Difference between SDA and other standard error programs

The capability of collapsing strata automatically for each subclass of the sample is a special feature of SDA. Most programs will not calculate standard errors at all for any subclasses with strata having only one cluster or element. You must collapse the strata manually before running those programs.

SUDAAN has an option to deal with incomplete strata, but it cannot collapse strata. When there are strata with only one PSU for some cells, by default SUDAAN prints an error message and halts. If you use the MISSUNIT option on the NEST statement, SUDAAN will print the same message (as a warning only), and then estimate the variance contribution of that PSU by using the difference between that PSU's value and the overall mean value for the population.
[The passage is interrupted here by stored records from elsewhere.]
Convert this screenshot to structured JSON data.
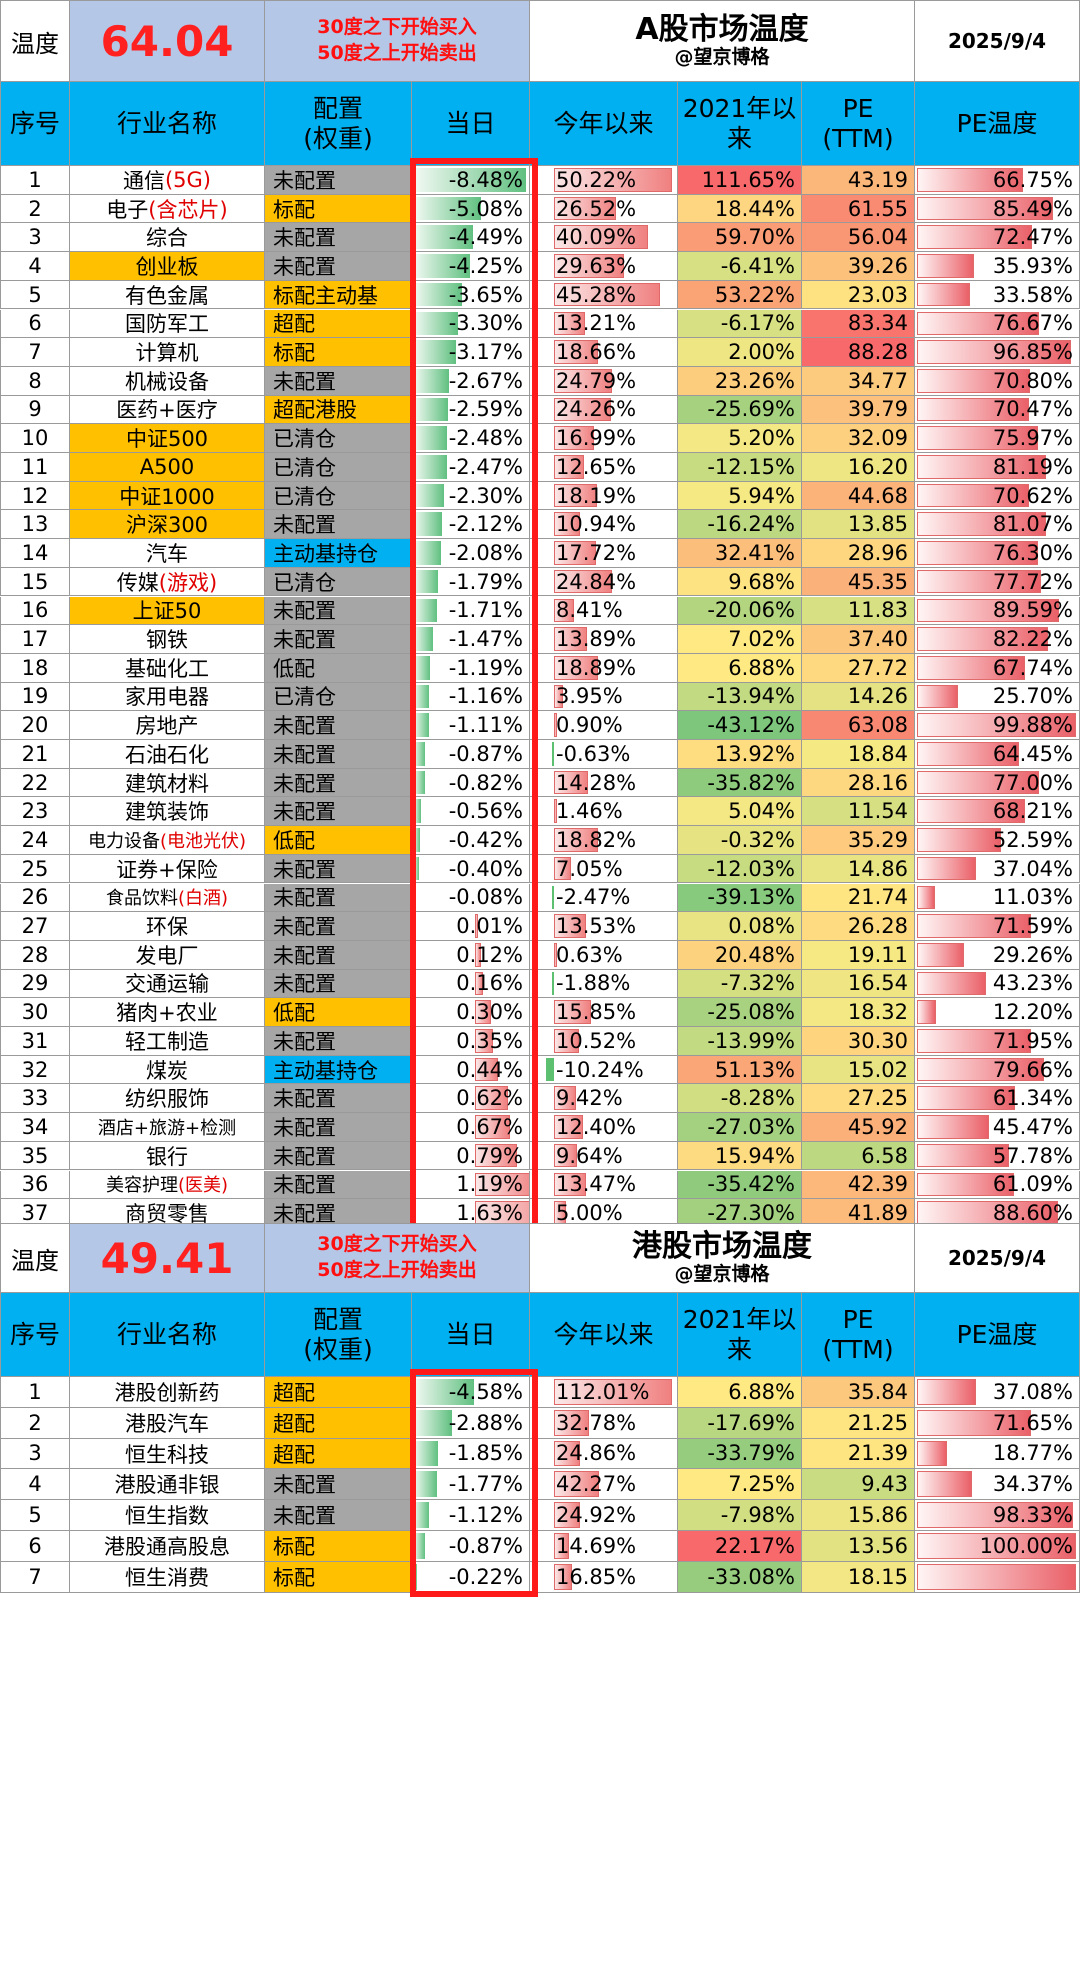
{
  "a_share": {
    "temp_label": "温度",
    "temp_value": "64.04",
    "note_line1": "30度之下开始买入",
    "note_line2": "50度之上开始卖出",
    "title": "A股市场温度",
    "subtitle": "@望京博格",
    "date": "2025/9/4",
    "headers": [
      "序号",
      "行业名称",
      "配置\n(权重)",
      "当日",
      "今年以来",
      "2021年以来",
      "PE\n(TTM)",
      "PE温度"
    ],
    "rows": [
      {
        "no": "1",
        "name": "通信",
        "name_red": "(5G)",
        "name_bg": "",
        "cfg": "未配置",
        "cfg_bg": "gray",
        "day": "-8.48%",
        "day_v": -8.48,
        "ytd": "50.22%",
        "ytd_v": 50.22,
        "since": "111.65%",
        "since_bg": "#f8696b",
        "pe": "43.19",
        "pe_bg": "#fbb77a",
        "pet": "66.75%",
        "pet_v": 66.75
      },
      {
        "no": "2",
        "name": "电子",
        "name_red": "(含芯片)",
        "name_bg": "",
        "cfg": "标配",
        "cfg_bg": "orange",
        "day": "-5.08%",
        "day_v": -5.08,
        "ytd": "26.52%",
        "ytd_v": 26.52,
        "since": "18.44%",
        "since_bg": "#fed580",
        "pe": "61.55",
        "pe_bg": "#f98b73",
        "pet": "85.49%",
        "pet_v": 85.49
      },
      {
        "no": "3",
        "name": "综合",
        "name_red": "",
        "name_bg": "",
        "cfg": "未配置",
        "cfg_bg": "gray",
        "day": "-4.49%",
        "day_v": -4.49,
        "ytd": "40.09%",
        "ytd_v": 40.09,
        "since": "59.70%",
        "since_bg": "#fa9c75",
        "pe": "56.04",
        "pe_bg": "#f99673",
        "pet": "72.47%",
        "pet_v": 72.47
      },
      {
        "no": "4",
        "name": "创业板",
        "name_red": "",
        "name_bg": "orange",
        "cfg": "未配置",
        "cfg_bg": "gray",
        "day": "-4.25%",
        "day_v": -4.25,
        "ytd": "29.63%",
        "ytd_v": 29.63,
        "since": "-6.41%",
        "since_bg": "#d7e082",
        "pe": "39.26",
        "pe_bg": "#fcc27c",
        "pet": "35.93%",
        "pet_v": 35.93
      },
      {
        "no": "5",
        "name": "有色金属",
        "name_red": "",
        "name_bg": "",
        "cfg": "标配主动基",
        "cfg_bg": "orange",
        "day": "-3.65%",
        "day_v": -3.65,
        "ytd": "45.28%",
        "ytd_v": 45.28,
        "since": "53.22%",
        "since_bg": "#faa476",
        "pe": "23.03",
        "pe_bg": "#fee282",
        "pet": "33.58%",
        "pet_v": 33.58
      },
      {
        "no": "6",
        "name": "国防军工",
        "name_red": "",
        "name_bg": "",
        "cfg": "超配",
        "cfg_bg": "orange",
        "day": "-3.30%",
        "day_v": -3.3,
        "ytd": "13.21%",
        "ytd_v": 13.21,
        "since": "-6.17%",
        "since_bg": "#d7e082",
        "pe": "83.34",
        "pe_bg": "#f8746d",
        "pet": "76.67%",
        "pet_v": 76.67
      },
      {
        "no": "7",
        "name": "计算机",
        "name_red": "",
        "name_bg": "",
        "cfg": "标配",
        "cfg_bg": "orange",
        "day": "-3.17%",
        "day_v": -3.17,
        "ytd": "18.66%",
        "ytd_v": 18.66,
        "since": "2.00%",
        "since_bg": "#eee583",
        "pe": "88.28",
        "pe_bg": "#f8696b",
        "pet": "96.85%",
        "pet_v": 96.85
      },
      {
        "no": "8",
        "name": "机械设备",
        "name_red": "",
        "name_bg": "",
        "cfg": "未配置",
        "cfg_bg": "gray",
        "day": "-2.67%",
        "day_v": -2.67,
        "ytd": "24.79%",
        "ytd_v": 24.79,
        "since": "23.26%",
        "since_bg": "#fdcd7e",
        "pe": "34.77",
        "pe_bg": "#fdcb7e",
        "pet": "70.80%",
        "pet_v": 70.8
      },
      {
        "no": "9",
        "name": "医药+医疗",
        "name_red": "",
        "name_bg": "",
        "cfg": "超配港股",
        "cfg_bg": "orange",
        "day": "-2.59%",
        "day_v": -2.59,
        "ytd": "24.26%",
        "ytd_v": 24.26,
        "since": "-25.69%",
        "since_bg": "#a6d27f",
        "pe": "39.79",
        "pe_bg": "#fcc17c",
        "pet": "70.47%",
        "pet_v": 70.47
      },
      {
        "no": "10",
        "name": "中证500",
        "name_red": "",
        "name_bg": "orange",
        "cfg": "已清仓",
        "cfg_bg": "gray",
        "day": "-2.48%",
        "day_v": -2.48,
        "ytd": "16.99%",
        "ytd_v": 16.99,
        "since": "5.20%",
        "since_bg": "#f4e884",
        "pe": "32.09",
        "pe_bg": "#fdd07f",
        "pet": "75.97%",
        "pet_v": 75.97
      },
      {
        "no": "11",
        "name": "A500",
        "name_red": "",
        "name_bg": "orange",
        "cfg": "已清仓",
        "cfg_bg": "gray",
        "day": "-2.47%",
        "day_v": -2.47,
        "ytd": "12.65%",
        "ytd_v": 12.65,
        "since": "-12.15%",
        "since_bg": "#c7db81",
        "pe": "16.20",
        "pe_bg": "#eee583",
        "pet": "81.19%",
        "pet_v": 81.19
      },
      {
        "no": "12",
        "name": "中证1000",
        "name_red": "",
        "name_bg": "orange",
        "cfg": "已清仓",
        "cfg_bg": "gray",
        "day": "-2.30%",
        "day_v": -2.3,
        "ytd": "18.19%",
        "ytd_v": 18.19,
        "since": "5.94%",
        "since_bg": "#f5e984",
        "pe": "44.68",
        "pe_bg": "#fbb37a",
        "pet": "70.62%",
        "pet_v": 70.62
      },
      {
        "no": "13",
        "name": "沪深300",
        "name_red": "",
        "name_bg": "orange",
        "cfg": "未配置",
        "cfg_bg": "gray",
        "day": "-2.12%",
        "day_v": -2.12,
        "ytd": "10.94%",
        "ytd_v": 10.94,
        "since": "-16.24%",
        "since_bg": "#bcd881",
        "pe": "13.85",
        "pe_bg": "#e3e283",
        "pet": "81.07%",
        "pet_v": 81.07
      },
      {
        "no": "14",
        "name": "汽车",
        "name_red": "",
        "name_bg": "",
        "cfg": "主动基持仓",
        "cfg_bg": "blue",
        "day": "-2.08%",
        "day_v": -2.08,
        "ytd": "17.72%",
        "ytd_v": 17.72,
        "since": "32.41%",
        "since_bg": "#fcbf7b",
        "pe": "28.96",
        "pe_bg": "#fed680",
        "pet": "76.30%",
        "pet_v": 76.3
      },
      {
        "no": "15",
        "name": "传媒",
        "name_red": "(游戏)",
        "name_bg": "",
        "cfg": "已清仓",
        "cfg_bg": "gray",
        "day": "-1.79%",
        "day_v": -1.79,
        "ytd": "24.84%",
        "ytd_v": 24.84,
        "since": "9.68%",
        "since_bg": "#fee382",
        "pe": "45.35",
        "pe_bg": "#fbb17a",
        "pet": "77.72%",
        "pet_v": 77.72
      },
      {
        "no": "16",
        "name": "上证50",
        "name_red": "",
        "name_bg": "orange",
        "cfg": "未配置",
        "cfg_bg": "gray",
        "day": "-1.71%",
        "day_v": -1.71,
        "ytd": "8.41%",
        "ytd_v": 8.41,
        "since": "-20.06%",
        "since_bg": "#b3d580",
        "pe": "11.83",
        "pe_bg": "#d7e082",
        "pet": "89.59%",
        "pet_v": 89.59
      },
      {
        "no": "17",
        "name": "钢铁",
        "name_red": "",
        "name_bg": "",
        "cfg": "未配置",
        "cfg_bg": "gray",
        "day": "-1.47%",
        "day_v": -1.47,
        "ytd": "13.89%",
        "ytd_v": 13.89,
        "since": "7.02%",
        "since_bg": "#fee983",
        "pe": "37.40",
        "pe_bg": "#fcc67d",
        "pet": "82.22%",
        "pet_v": 82.22
      },
      {
        "no": "18",
        "name": "基础化工",
        "name_red": "",
        "name_bg": "",
        "cfg": "低配",
        "cfg_bg": "gray",
        "day": "-1.19%",
        "day_v": -1.19,
        "ytd": "18.89%",
        "ytd_v": 18.89,
        "since": "6.88%",
        "since_bg": "#fee983",
        "pe": "27.72",
        "pe_bg": "#fed980",
        "pet": "67.74%",
        "pet_v": 67.74
      },
      {
        "no": "19",
        "name": "家用电器",
        "name_red": "",
        "name_bg": "",
        "cfg": "已清仓",
        "cfg_bg": "gray",
        "day": "-1.16%",
        "day_v": -1.16,
        "ytd": "3.95%",
        "ytd_v": 3.95,
        "since": "-13.94%",
        "since_bg": "#c2da81",
        "pe": "14.26",
        "pe_bg": "#e5e283",
        "pet": "25.70%",
        "pet_v": 25.7
      },
      {
        "no": "20",
        "name": "房地产",
        "name_red": "",
        "name_bg": "",
        "cfg": "未配置",
        "cfg_bg": "gray",
        "day": "-1.11%",
        "day_v": -1.11,
        "ytd": "0.90%",
        "ytd_v": 0.9,
        "since": "-43.12%",
        "since_bg": "#7dc67c",
        "pe": "63.08",
        "pe_bg": "#f98872",
        "pet": "99.88%",
        "pet_v": 99.88
      },
      {
        "no": "21",
        "name": "石油石化",
        "name_red": "",
        "name_bg": "",
        "cfg": "未配置",
        "cfg_bg": "gray",
        "day": "-0.87%",
        "day_v": -0.87,
        "ytd": "-0.63%",
        "ytd_v": -0.63,
        "since": "13.92%",
        "since_bg": "#fedd81",
        "pe": "18.84",
        "pe_bg": "#f5e984",
        "pet": "64.45%",
        "pet_v": 64.45
      },
      {
        "no": "22",
        "name": "建筑材料",
        "name_red": "",
        "name_bg": "",
        "cfg": "未配置",
        "cfg_bg": "gray",
        "day": "-0.82%",
        "day_v": -0.82,
        "ytd": "14.28%",
        "ytd_v": 14.28,
        "since": "-35.82%",
        "since_bg": "#8fcb7d",
        "pe": "28.16",
        "pe_bg": "#fed880",
        "pet": "77.00%",
        "pet_v": 77.0
      },
      {
        "no": "23",
        "name": "建筑装饰",
        "name_red": "",
        "name_bg": "",
        "cfg": "未配置",
        "cfg_bg": "gray",
        "day": "-0.56%",
        "day_v": -0.56,
        "ytd": "1.46%",
        "ytd_v": 1.46,
        "since": "5.04%",
        "since_bg": "#f4e884",
        "pe": "11.54",
        "pe_bg": "#d6e082",
        "pet": "68.21%",
        "pet_v": 68.21
      },
      {
        "no": "24",
        "name": "电力设备",
        "name_red": "(电池光伏)",
        "name_bg": "",
        "cfg": "低配",
        "cfg_bg": "orange",
        "day": "-0.42%",
        "day_v": -0.42,
        "ytd": "18.82%",
        "ytd_v": 18.82,
        "since": "-0.32%",
        "since_bg": "#e6e383",
        "pe": "35.29",
        "pe_bg": "#fdca7e",
        "pet": "52.59%",
        "pet_v": 52.59
      },
      {
        "no": "25",
        "name": "证券+保险",
        "name_red": "",
        "name_bg": "",
        "cfg": "未配置",
        "cfg_bg": "gray",
        "day": "-0.40%",
        "day_v": -0.4,
        "ytd": "7.05%",
        "ytd_v": 7.05,
        "since": "-12.03%",
        "since_bg": "#c7db81",
        "pe": "14.86",
        "pe_bg": "#e8e383",
        "pet": "37.04%",
        "pet_v": 37.04
      },
      {
        "no": "26",
        "name": "食品饮料",
        "name_red": "(白酒)",
        "name_bg": "",
        "cfg": "未配置",
        "cfg_bg": "gray",
        "day": "-0.08%",
        "day_v": -0.08,
        "ytd": "-2.47%",
        "ytd_v": -2.47,
        "since": "-39.13%",
        "since_bg": "#87c97d",
        "pe": "21.74",
        "pe_bg": "#fee582",
        "pet": "11.03%",
        "pet_v": 11.03
      },
      {
        "no": "27",
        "name": "环保",
        "name_red": "",
        "name_bg": "",
        "cfg": "未配置",
        "cfg_bg": "gray",
        "day": "0.01%",
        "day_v": 0.01,
        "ytd": "13.53%",
        "ytd_v": 13.53,
        "since": "0.08%",
        "since_bg": "#e8e483",
        "pe": "26.28",
        "pe_bg": "#feda81",
        "pet": "71.59%",
        "pet_v": 71.59
      },
      {
        "no": "28",
        "name": "发电厂",
        "name_red": "",
        "name_bg": "",
        "cfg": "未配置",
        "cfg_bg": "gray",
        "day": "0.12%",
        "day_v": 0.12,
        "ytd": "0.63%",
        "ytd_v": 0.63,
        "since": "20.48%",
        "since_bg": "#fdd27f",
        "pe": "19.11",
        "pe_bg": "#f6e984",
        "pet": "29.26%",
        "pet_v": 29.26
      },
      {
        "no": "29",
        "name": "交通运输",
        "name_red": "",
        "name_bg": "",
        "cfg": "未配置",
        "cfg_bg": "gray",
        "day": "0.16%",
        "day_v": 0.16,
        "ytd": "-1.88%",
        "ytd_v": -1.88,
        "since": "-7.32%",
        "since_bg": "#d4df82",
        "pe": "16.54",
        "pe_bg": "#f0e583",
        "pet": "43.23%",
        "pet_v": 43.23
      },
      {
        "no": "30",
        "name": "猪肉+农业",
        "name_red": "",
        "name_bg": "",
        "cfg": "低配",
        "cfg_bg": "orange",
        "day": "0.30%",
        "day_v": 0.3,
        "ytd": "15.85%",
        "ytd_v": 15.85,
        "since": "-25.08%",
        "since_bg": "#a8d27f",
        "pe": "18.32",
        "pe_bg": "#f3e884",
        "pet": "12.20%",
        "pet_v": 12.2
      },
      {
        "no": "31",
        "name": "轻工制造",
        "name_red": "",
        "name_bg": "",
        "cfg": "未配置",
        "cfg_bg": "gray",
        "day": "0.35%",
        "day_v": 0.35,
        "ytd": "10.52%",
        "ytd_v": 10.52,
        "since": "-13.99%",
        "since_bg": "#c2da81",
        "pe": "30.30",
        "pe_bg": "#fed47f",
        "pet": "71.95%",
        "pet_v": 71.95
      },
      {
        "no": "32",
        "name": "煤炭",
        "name_red": "",
        "name_bg": "",
        "cfg": "主动基持仓",
        "cfg_bg": "blue",
        "day": "0.44%",
        "day_v": 0.44,
        "ytd": "-10.24%",
        "ytd_v": -10.24,
        "since": "51.13%",
        "since_bg": "#faa676",
        "pe": "15.02",
        "pe_bg": "#e9e483",
        "pet": "79.66%",
        "pet_v": 79.66
      },
      {
        "no": "33",
        "name": "纺织服饰",
        "name_red": "",
        "name_bg": "",
        "cfg": "未配置",
        "cfg_bg": "gray",
        "day": "0.62%",
        "day_v": 0.62,
        "ytd": "9.42%",
        "ytd_v": 9.42,
        "since": "-8.28%",
        "since_bg": "#d1de82",
        "pe": "27.25",
        "pe_bg": "#feda81",
        "pet": "61.34%",
        "pet_v": 61.34
      },
      {
        "no": "34",
        "name": "酒店+旅游+检测",
        "name_red": "",
        "name_bg": "",
        "cfg": "未配置",
        "cfg_bg": "gray",
        "day": "0.67%",
        "day_v": 0.67,
        "ytd": "12.40%",
        "ytd_v": 12.4,
        "since": "-27.03%",
        "since_bg": "#a3d17f",
        "pe": "45.92",
        "pe_bg": "#fbb07a",
        "pet": "45.47%",
        "pet_v": 45.47
      },
      {
        "no": "35",
        "name": "银行",
        "name_red": "",
        "name_bg": "",
        "cfg": "未配置",
        "cfg_bg": "gray",
        "day": "0.79%",
        "day_v": 0.79,
        "ytd": "9.64%",
        "ytd_v": 9.64,
        "since": "15.94%",
        "since_bg": "#fddb81",
        "pe": "6.58",
        "pe_bg": "#bcd881",
        "pet": "57.78%",
        "pet_v": 57.78
      },
      {
        "no": "36",
        "name": "美容护理",
        "name_red": "(医美)",
        "name_bg": "",
        "cfg": "未配置",
        "cfg_bg": "gray",
        "day": "1.19%",
        "day_v": 1.19,
        "ytd": "13.47%",
        "ytd_v": 13.47,
        "since": "-35.42%",
        "since_bg": "#90cb7d",
        "pe": "42.39",
        "pe_bg": "#fcb87b",
        "pet": "61.09%",
        "pet_v": 61.09
      },
      {
        "no": "37",
        "name": "商贸零售",
        "name_red": "",
        "name_bg": "",
        "cfg": "未配置",
        "cfg_bg": "gray",
        "day": "1.63%",
        "day_v": 1.63,
        "ytd": "5.00%",
        "ytd_v": 5.0,
        "since": "-27.30%",
        "since_bg": "#a2d07f",
        "pe": "41.89",
        "pe_bg": "#fcba7b",
        "pet": "88.60%",
        "pet_v": 88.6
      }
    ]
  },
  "hk_share": {
    "temp_label": "温度",
    "temp_value": "49.41",
    "note_line1": "30度之下开始买入",
    "note_line2": "50度之上开始卖出",
    "title": "港股市场温度",
    "subtitle": "@望京博格",
    "date": "2025/9/4",
    "headers": [
      "序号",
      "行业名称",
      "配置\n(权重)",
      "当日",
      "今年以来",
      "2021年以来",
      "PE\n(TTM)",
      "PE温度"
    ],
    "rows": [
      {
        "no": "1",
        "name": "港股创新药",
        "name_red": "",
        "name_bg": "",
        "cfg": "超配",
        "cfg_bg": "orange",
        "day": "-4.58%",
        "day_v": -4.58,
        "ytd": "112.01%",
        "ytd_v": 112.01,
        "since": "6.88%",
        "since_bg": "#fee983",
        "pe": "35.84",
        "pe_bg": "#fcc87d",
        "pet": "37.08%",
        "pet_v": 37.08
      },
      {
        "no": "2",
        "name": "港股汽车",
        "name_red": "",
        "name_bg": "",
        "cfg": "超配",
        "cfg_bg": "orange",
        "day": "-2.88%",
        "day_v": -2.88,
        "ytd": "32.78%",
        "ytd_v": 32.78,
        "since": "-17.69%",
        "since_bg": "#b9d780",
        "pe": "21.25",
        "pe_bg": "#fee582",
        "pet": "71.65%",
        "pet_v": 71.65
      },
      {
        "no": "3",
        "name": "恒生科技",
        "name_red": "",
        "name_bg": "",
        "cfg": "超配",
        "cfg_bg": "orange",
        "day": "-1.85%",
        "day_v": -1.85,
        "ytd": "24.86%",
        "ytd_v": 24.86,
        "since": "-33.79%",
        "since_bg": "#95cc7e",
        "pe": "21.39",
        "pe_bg": "#fee582",
        "pet": "18.77%",
        "pet_v": 18.77
      },
      {
        "no": "4",
        "name": "港股通非银",
        "name_red": "",
        "name_bg": "",
        "cfg": "未配置",
        "cfg_bg": "gray",
        "day": "-1.77%",
        "day_v": -1.77,
        "ytd": "42.27%",
        "ytd_v": 42.27,
        "since": "7.25%",
        "since_bg": "#fee983",
        "pe": "9.43",
        "pe_bg": "#cadc82",
        "pet": "34.37%",
        "pet_v": 34.37
      },
      {
        "no": "5",
        "name": "恒生指数",
        "name_red": "",
        "name_bg": "",
        "cfg": "未配置",
        "cfg_bg": "gray",
        "day": "-1.12%",
        "day_v": -1.12,
        "ytd": "24.92%",
        "ytd_v": 24.92,
        "since": "-7.98%",
        "since_bg": "#d2de82",
        "pe": "15.86",
        "pe_bg": "#ede583",
        "pet": "98.33%",
        "pet_v": 98.33
      },
      {
        "no": "6",
        "name": "港股通高股息",
        "name_red": "",
        "name_bg": "",
        "cfg": "标配",
        "cfg_bg": "orange",
        "day": "-0.87%",
        "day_v": -0.87,
        "ytd": "14.69%",
        "ytd_v": 14.69,
        "since": "22.17%",
        "since_bg": "#f8696b",
        "pe": "13.56",
        "pe_bg": "#e2e283",
        "pet": "100.00%",
        "pet_v": 100.0
      },
      {
        "no": "7",
        "name": "恒生消费",
        "name_red": "",
        "name_bg": "",
        "cfg": "标配",
        "cfg_bg": "orange",
        "day": "-0.22%",
        "day_v": -0.22,
        "ytd": "16.85%",
        "ytd_v": 16.85,
        "since": "-33.08%",
        "since_bg": "#97cc7e",
        "pe": "18.15",
        "pe_bg": "#f2e784",
        "pet": "",
        "pet_v": 100.0
      }
    ]
  },
  "colors": {
    "header": "#00b0f0",
    "orange": "#ffc000",
    "gray": "#a6a6a6",
    "blue": "#00b0f0",
    "temp_bg": "#b4c7e7",
    "accent_red": "#ff1a1a"
  }
}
That SUDAAN solution, however, is not optimal. The overall mean value is not really a good substitute for the stratum-specific values, unless the stratum variable has no relationship to the dependent variable. It is usually preferable to collapse strata and calculate the variance contribution of each PSU by using the difference between that PSU and the other(s) within the collapsed stratum. And this is what SDA is able to do automatically. However, the consequences of combining PSUs into new strata depend on how the strata are ordered numerically. See the section above on collapsing strata for a discussion of those issues.